Chipotle has long boasted an extremely loyal base of fans who can’t get enough of its fresh ingredients and Mexican-inspired fare. And thanks, in part, to these devotees, the chain felt comfortable making frequent and noticeable price increases—many of which took place in the past year alone. But its most recent earnings report seems to demonstrate that customers are finally fed up and turning their back on the overpriced bowls, burritos, and tacos.
In a Feb. 6 earnings call, Chipotle reported fourth quarter earnings, revenue, and same-store sales that fell short of expectations. The chain said customer spending was lower than usual, leading to a “tough” quarter. “As we got around the holidays, we just didn’t see that pop, that momentum, that we normally see … frankly, we started the quarter soft, and we ended the quarter soft,” said CFO Jack Hartung.
Executives attributed the weak results to factors like the weather, comparisons against the popular smoked brisket that rolled out in 2021, and a lower-than-expected performance from the garlic guajillo steak launched in September 2022. The limited-time menu item has received some scorching reviews from customers.
CEO Brian Niccol maintained that Chipotle has not seen an adverse reaction to its upped prices, even though transactions have declined for two straight quarters, CNBC reported.

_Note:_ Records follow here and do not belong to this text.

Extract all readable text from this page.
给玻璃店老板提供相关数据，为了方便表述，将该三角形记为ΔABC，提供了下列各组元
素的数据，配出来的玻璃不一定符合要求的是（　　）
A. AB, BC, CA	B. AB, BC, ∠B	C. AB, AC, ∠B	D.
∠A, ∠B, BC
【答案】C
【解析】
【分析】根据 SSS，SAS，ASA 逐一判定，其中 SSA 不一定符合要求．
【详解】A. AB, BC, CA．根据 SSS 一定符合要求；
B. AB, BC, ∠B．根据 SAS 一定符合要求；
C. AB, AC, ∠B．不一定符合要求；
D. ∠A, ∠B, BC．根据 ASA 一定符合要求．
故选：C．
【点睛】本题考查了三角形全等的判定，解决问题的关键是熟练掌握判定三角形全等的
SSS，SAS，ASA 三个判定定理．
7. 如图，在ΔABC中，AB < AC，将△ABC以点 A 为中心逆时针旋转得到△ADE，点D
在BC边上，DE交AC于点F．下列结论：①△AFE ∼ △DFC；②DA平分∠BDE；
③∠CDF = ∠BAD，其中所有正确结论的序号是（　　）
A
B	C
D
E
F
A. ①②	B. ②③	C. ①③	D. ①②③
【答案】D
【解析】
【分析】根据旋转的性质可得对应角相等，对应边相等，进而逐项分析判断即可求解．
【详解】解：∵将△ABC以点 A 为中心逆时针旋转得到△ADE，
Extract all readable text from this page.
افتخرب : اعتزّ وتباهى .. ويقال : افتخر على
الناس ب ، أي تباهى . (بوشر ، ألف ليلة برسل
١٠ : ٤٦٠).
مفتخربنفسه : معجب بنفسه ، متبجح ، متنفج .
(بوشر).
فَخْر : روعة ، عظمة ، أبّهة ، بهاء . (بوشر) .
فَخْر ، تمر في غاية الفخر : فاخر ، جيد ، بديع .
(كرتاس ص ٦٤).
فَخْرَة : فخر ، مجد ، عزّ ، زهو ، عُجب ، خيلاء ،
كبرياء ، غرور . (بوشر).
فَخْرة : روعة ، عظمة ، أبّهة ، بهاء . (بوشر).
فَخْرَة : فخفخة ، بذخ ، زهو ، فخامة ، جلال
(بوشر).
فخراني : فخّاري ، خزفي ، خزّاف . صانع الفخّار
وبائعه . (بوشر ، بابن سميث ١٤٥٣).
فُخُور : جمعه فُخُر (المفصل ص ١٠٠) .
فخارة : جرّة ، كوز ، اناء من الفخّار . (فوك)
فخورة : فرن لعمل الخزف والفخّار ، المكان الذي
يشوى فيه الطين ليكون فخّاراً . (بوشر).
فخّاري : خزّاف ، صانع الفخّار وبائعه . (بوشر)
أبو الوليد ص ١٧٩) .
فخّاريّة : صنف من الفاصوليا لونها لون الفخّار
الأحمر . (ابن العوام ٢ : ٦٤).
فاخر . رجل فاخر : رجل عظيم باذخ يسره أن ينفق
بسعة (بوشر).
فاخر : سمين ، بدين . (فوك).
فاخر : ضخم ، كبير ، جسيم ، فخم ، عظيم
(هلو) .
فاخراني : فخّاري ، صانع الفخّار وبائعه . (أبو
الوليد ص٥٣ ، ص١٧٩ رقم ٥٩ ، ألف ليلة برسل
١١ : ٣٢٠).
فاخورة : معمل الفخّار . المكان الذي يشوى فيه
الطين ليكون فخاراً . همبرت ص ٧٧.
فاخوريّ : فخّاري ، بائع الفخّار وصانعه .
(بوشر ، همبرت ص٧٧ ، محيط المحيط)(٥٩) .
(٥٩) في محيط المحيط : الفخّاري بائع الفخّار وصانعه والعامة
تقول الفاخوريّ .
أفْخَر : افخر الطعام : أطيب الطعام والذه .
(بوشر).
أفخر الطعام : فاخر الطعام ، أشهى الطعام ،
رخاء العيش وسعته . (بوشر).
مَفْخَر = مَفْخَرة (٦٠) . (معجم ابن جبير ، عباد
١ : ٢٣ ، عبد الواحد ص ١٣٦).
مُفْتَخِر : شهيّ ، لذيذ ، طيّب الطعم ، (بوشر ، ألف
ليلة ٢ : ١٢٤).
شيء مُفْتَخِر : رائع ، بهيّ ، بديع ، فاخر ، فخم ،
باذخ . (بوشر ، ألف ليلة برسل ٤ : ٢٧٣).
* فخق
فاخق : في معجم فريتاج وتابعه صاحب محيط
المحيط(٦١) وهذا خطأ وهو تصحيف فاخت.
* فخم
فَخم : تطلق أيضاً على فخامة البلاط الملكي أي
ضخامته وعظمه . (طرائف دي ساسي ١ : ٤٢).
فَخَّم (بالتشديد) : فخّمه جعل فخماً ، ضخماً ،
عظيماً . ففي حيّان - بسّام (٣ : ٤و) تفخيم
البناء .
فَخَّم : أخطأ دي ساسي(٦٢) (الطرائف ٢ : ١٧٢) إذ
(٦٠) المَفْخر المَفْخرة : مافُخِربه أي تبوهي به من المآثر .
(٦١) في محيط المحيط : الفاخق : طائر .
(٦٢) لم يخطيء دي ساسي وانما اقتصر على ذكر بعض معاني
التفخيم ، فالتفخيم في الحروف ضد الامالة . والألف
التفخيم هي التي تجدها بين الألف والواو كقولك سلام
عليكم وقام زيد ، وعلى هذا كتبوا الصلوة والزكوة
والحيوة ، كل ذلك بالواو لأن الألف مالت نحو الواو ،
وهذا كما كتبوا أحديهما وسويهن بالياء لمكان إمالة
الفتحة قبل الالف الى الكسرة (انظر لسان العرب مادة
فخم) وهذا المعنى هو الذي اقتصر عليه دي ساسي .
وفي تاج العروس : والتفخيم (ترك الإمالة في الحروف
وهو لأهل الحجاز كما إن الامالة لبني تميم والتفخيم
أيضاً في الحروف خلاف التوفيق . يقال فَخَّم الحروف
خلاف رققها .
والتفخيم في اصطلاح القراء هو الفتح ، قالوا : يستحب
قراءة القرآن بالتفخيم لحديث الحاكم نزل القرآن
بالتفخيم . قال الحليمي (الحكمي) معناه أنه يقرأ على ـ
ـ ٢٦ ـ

But customers seem to be fed up with the higher costs nonetheless.
Though Chipotle has garnered major popularity and success for its relatively small menu, the fast-casual has not been able to escape the effects of soaring U.S. inflation, which slowed for the sixth consecutive month in December 2022 but still saw a year-over-year increase of 6.5%. Facing increased costs for ingredients such as avocados, dairy, and meat, the chain raised its prices by 4% in August 2022. This came after another 4% increase at the start of 2022, as well as earlier price hikes in 2021.
Chipotle’s price increases reportedly helped the company deal with the higher ingredient costs last year. It noted that its food costs “benefited from menu price increases and, to a lesser extent, lower avocado prices.”
In an interview with Yahoo! Finance this week, Hartung made a further case for higher prices, saying that the chain has been monitoring the reaction to the price hikes and “most” customers have been coming into stores the same amount of times or even more.
But this is not the case for Chipotle customers who have less to spend. Hartung admitted the company is “seeing some softness in our lower income customers, but we’re also seeing that they’re spending less in restaurants generally, so it’s not just Chipotle.”
He said that the chain is not currently planning to ease its elevated costs, but additional hikes aren’t on the horizon either.